Where there is no tissue damage, everything returns to normal
What is repair after the immune response?
Healing with scar tissue and regeneration - involving fibroblasts and collagen synthesis.
What is chronic inflammation after the immune response?
Active inflammation and attempts to repair damage ongoing.
What can cause tolerance to end?
- Exposure to environmental antigens or self antigens in the context of infections can alter the outcome
- Antibodies can cross react with heart muscle
- Exposure in the wrong place - e.g. peanut oil onto broken skin can induce inflammation
- Exposure + inflammation may trigger lack of tolerance
How does cross regulation of T cells occur?

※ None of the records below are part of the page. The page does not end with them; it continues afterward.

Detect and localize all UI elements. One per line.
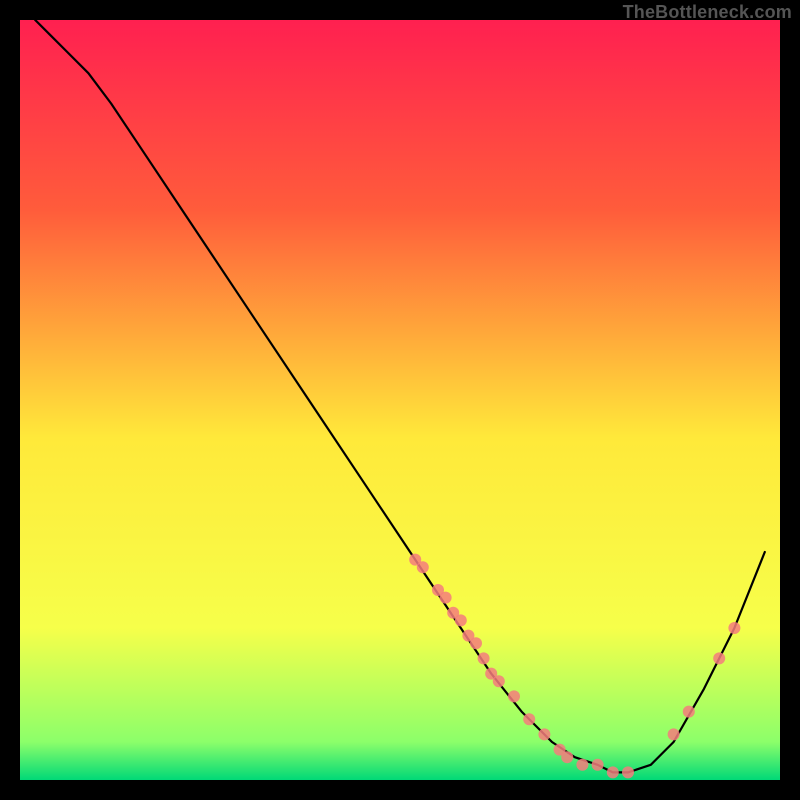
data-point xyxy=(493,675,505,687)
data-point xyxy=(470,637,482,649)
data-point xyxy=(607,766,619,778)
data-point xyxy=(728,622,740,634)
data-point xyxy=(683,706,695,718)
gradient-background xyxy=(20,20,780,780)
data-point xyxy=(455,614,467,626)
data-point xyxy=(538,728,550,740)
data-point xyxy=(576,759,588,771)
data-point xyxy=(478,652,490,664)
data-point xyxy=(508,690,520,702)
data-point xyxy=(713,652,725,664)
data-point xyxy=(523,713,535,725)
data-point xyxy=(622,766,634,778)
plot-area xyxy=(20,20,780,780)
data-point xyxy=(417,561,429,573)
data-point xyxy=(592,759,604,771)
chart-frame: TheBottleneck.com xyxy=(0,0,800,800)
data-point xyxy=(561,751,573,763)
chart-svg xyxy=(20,20,780,780)
data-point xyxy=(440,592,452,604)
data-point xyxy=(668,728,680,740)
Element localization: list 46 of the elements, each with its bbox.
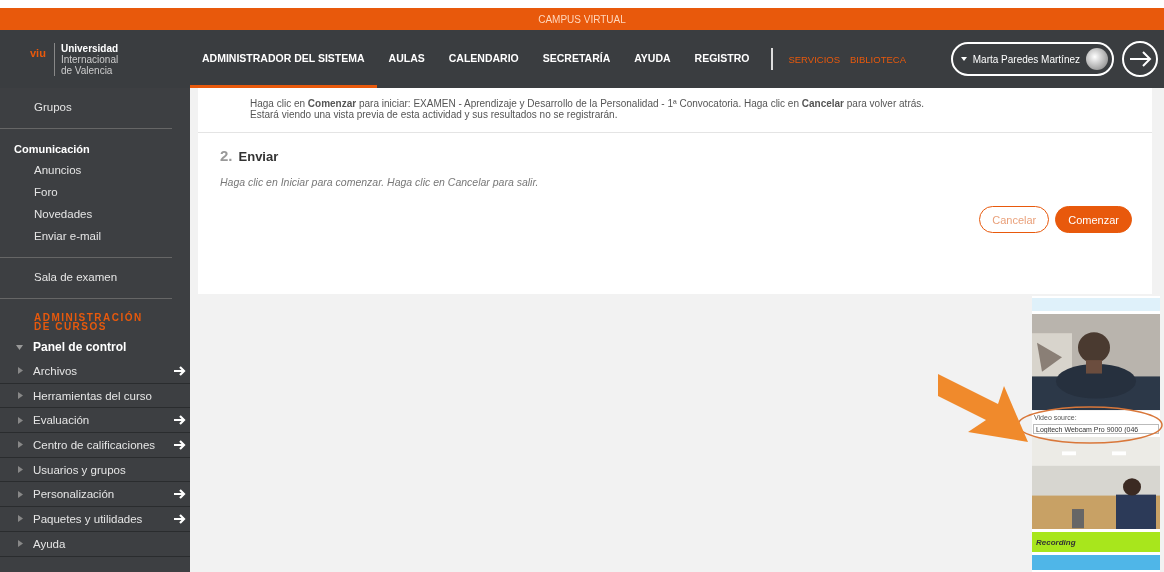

- The T helper cell that is dominating the immune response produces cytokines to inhibit the other T helper cell types.
- This focuses the immune response so that unnecessary responses don’t occur (eg. you don’t want a fungal response to a virus)
Why is IL-10 reffered to as the master regulator?
- Key anti-inflammatory cytokine
- Multi-functional (pleiotropic)
- Acts on a range of cells
- Blocks pro-inflammatory cytokine synthesis
- Downregulates Macrophages
- Mimicked by some viruses
Summarise T and B cell collaboration and the mechanisms governing the generation of antibody classes
- B cells are selected for by T cells which bind to processed antibodies on their cell surface
- T cells then produce cytokines to activate the B cells
- B cells can bind to soluble antigens¬ T cells cant.
- T cells cause the Ig class switch by different classes producing different types of cytokines.